# How to handle irregular interval censoring in a Cox model in R or Stata

I'm trying to model a weekly process of adoption (adoption events could only occur on Fridays) using the coxph function, but a large quantity of observations are missing for the first 6 years, leaving me with psuedo annual data at irregular intervals.

The problem is, R's method for handling interval censoring appears to assume regular time intervals. As I understand this vignette, interval censored data is represented by three numbers (appropriate medical analogy in parentheses):

1. First non-adopted observation (or first "well" observation)
2. Last non-adopted observation (or last "well" observation)
3. First adopted observation (first infected or death observation)

What I would like to do is elide the last-adopted observation, and instead include a list of missing observation times. In my case, since my basic time unit is a week, specifying that between weeks 5 and 20, 27 and 34 etc. observations were missing would be much more appropriate. Otherwise, it just appears as though massive collections of events happened very irregularly, and the cox model does not take into account the fact that events could have happened during those missing weeks.

Another potential problem is that it is conceivable for an adoption event to occur during the censored time interval and then an "un-adoption" event happens before the next observation. I think the medical analogy normally gets around this problem because events like infection and death are unlikely to have gotten better by the time of the next observation (though it's presumably a problem for them as well in the former case).

My hope is that the trick John Fox uses to handle time dependent covariates will allow me to deal with this problem. Any suggestions welcome (Stata would also be an option) thanks very much.

## 2 Answers

I don't know if this is going to help much, but economists sometimes think about data like these as discrete time event history data, and fit (strings of) logistic regression models to them. See e.g. http://www.ats.ucla.edu/stat/stata/library/survival2.htm. And apparently you can add random effects to that to control for correlation within the same subject: http://www.jstor.org/stable/3068299.
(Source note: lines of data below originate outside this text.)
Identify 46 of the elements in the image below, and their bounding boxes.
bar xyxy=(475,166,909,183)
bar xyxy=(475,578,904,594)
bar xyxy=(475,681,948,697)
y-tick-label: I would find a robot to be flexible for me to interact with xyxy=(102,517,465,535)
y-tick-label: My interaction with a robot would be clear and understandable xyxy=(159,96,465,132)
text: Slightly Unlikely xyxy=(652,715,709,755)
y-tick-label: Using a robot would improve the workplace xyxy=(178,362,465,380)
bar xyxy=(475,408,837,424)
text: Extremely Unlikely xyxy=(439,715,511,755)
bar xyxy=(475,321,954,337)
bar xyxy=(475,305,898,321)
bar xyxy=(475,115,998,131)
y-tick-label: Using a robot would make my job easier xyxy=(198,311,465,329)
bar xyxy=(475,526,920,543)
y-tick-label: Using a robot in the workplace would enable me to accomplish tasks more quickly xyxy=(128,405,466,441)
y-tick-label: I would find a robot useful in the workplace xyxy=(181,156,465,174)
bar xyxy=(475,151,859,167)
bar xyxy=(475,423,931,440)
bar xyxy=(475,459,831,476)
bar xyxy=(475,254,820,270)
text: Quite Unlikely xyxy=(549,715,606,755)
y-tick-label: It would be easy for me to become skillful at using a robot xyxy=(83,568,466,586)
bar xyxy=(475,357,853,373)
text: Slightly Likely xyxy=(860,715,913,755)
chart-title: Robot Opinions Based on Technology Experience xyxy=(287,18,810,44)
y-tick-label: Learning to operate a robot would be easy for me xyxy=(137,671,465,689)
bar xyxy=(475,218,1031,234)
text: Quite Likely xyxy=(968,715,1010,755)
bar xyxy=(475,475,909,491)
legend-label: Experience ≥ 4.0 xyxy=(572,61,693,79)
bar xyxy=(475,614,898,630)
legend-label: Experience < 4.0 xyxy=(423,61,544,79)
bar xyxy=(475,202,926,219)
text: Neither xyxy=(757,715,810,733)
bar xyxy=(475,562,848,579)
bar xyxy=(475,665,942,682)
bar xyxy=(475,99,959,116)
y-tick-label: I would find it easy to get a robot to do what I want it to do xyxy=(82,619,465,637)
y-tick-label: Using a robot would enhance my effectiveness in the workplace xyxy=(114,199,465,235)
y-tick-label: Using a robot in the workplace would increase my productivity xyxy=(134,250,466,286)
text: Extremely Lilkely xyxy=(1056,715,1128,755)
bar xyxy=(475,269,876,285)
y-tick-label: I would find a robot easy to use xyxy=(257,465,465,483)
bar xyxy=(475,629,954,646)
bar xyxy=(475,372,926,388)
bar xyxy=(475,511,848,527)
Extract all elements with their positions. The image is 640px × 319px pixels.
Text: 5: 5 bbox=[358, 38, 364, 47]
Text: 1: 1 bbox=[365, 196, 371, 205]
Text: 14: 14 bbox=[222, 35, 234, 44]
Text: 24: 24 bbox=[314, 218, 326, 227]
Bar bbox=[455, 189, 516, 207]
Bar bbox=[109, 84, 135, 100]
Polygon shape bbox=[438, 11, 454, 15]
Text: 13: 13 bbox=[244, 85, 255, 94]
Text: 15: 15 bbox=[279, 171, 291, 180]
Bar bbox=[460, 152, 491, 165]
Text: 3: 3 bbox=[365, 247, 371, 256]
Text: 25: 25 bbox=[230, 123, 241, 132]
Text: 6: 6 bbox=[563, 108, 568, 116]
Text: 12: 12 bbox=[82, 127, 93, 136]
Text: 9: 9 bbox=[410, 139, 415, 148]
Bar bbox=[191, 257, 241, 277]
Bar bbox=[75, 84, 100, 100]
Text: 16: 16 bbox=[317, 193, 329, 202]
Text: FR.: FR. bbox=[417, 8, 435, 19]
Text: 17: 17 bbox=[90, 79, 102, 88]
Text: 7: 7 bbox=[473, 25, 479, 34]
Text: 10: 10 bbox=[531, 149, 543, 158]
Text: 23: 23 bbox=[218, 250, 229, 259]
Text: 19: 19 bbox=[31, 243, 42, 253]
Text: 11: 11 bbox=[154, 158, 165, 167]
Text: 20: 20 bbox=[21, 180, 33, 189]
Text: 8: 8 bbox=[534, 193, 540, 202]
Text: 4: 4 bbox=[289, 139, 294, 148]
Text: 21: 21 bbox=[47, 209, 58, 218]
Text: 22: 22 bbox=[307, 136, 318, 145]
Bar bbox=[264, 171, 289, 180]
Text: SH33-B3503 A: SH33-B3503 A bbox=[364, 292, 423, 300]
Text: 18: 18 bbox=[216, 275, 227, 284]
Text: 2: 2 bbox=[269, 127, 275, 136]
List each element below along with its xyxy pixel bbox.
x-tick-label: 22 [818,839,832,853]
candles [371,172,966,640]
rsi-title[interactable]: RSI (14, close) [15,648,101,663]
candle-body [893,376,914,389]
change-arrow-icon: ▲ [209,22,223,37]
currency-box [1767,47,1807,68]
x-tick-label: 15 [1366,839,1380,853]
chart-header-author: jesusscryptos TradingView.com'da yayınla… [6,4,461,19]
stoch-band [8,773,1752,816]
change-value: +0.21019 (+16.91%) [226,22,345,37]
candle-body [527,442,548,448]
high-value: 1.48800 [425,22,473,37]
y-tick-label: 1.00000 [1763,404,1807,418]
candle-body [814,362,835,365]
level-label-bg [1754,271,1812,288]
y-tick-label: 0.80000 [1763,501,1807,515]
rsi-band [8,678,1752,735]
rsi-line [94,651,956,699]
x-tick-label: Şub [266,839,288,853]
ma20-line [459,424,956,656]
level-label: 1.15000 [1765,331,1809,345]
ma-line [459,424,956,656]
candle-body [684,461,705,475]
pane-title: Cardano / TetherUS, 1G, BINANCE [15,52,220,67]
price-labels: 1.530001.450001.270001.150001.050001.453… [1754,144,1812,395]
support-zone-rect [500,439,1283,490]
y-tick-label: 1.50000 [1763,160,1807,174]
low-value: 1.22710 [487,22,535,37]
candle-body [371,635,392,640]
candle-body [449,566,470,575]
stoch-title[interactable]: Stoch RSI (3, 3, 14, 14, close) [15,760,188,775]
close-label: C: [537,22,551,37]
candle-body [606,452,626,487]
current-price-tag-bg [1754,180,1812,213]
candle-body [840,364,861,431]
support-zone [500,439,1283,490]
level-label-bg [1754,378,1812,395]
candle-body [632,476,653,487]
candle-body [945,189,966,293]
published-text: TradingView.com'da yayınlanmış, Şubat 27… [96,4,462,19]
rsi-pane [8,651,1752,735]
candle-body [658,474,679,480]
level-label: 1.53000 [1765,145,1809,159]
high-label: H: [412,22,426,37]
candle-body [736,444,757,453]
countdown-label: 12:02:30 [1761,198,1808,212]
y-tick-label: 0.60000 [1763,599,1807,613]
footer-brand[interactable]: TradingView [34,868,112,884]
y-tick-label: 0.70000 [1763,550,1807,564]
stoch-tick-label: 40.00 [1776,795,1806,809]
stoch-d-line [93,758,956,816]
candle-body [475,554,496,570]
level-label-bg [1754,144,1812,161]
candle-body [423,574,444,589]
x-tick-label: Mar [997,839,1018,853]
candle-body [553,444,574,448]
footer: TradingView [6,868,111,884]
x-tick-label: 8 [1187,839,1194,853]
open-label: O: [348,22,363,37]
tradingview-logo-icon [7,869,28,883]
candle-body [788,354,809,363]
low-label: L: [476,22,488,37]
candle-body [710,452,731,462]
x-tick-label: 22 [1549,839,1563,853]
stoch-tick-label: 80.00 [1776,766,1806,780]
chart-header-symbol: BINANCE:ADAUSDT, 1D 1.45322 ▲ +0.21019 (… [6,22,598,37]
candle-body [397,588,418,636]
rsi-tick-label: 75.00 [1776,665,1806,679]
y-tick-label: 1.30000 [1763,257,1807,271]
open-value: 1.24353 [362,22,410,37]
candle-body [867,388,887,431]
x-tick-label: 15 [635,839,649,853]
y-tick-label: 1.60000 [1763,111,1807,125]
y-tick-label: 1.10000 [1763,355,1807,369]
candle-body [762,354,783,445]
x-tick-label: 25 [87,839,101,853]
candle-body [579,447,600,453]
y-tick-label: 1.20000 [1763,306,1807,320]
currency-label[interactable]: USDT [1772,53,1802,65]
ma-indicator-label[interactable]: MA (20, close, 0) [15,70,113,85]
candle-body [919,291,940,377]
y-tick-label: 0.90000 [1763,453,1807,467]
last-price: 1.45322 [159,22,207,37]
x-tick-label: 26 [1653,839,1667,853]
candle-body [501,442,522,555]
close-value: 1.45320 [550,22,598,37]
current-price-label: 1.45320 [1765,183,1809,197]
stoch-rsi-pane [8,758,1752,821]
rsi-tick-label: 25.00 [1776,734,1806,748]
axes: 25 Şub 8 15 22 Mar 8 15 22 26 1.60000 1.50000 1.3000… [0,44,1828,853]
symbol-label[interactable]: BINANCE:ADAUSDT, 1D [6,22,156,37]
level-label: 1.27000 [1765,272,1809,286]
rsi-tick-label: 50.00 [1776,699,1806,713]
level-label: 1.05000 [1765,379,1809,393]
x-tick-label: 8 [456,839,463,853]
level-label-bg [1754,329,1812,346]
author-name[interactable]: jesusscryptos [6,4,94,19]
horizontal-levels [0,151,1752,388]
I agree with the answer of StasK and would like to add the following. If you are willing to use Stata, have a look at Stephen Jenkins' pgmhaz8 routine. It will do the trick. You can also have a look at his 1995 paper on the subject. If you are a little comfortable with R, you wil be able to implement these methods without too much pain. You can use the reshape package to structure the data and the glm funtion to estimate the model.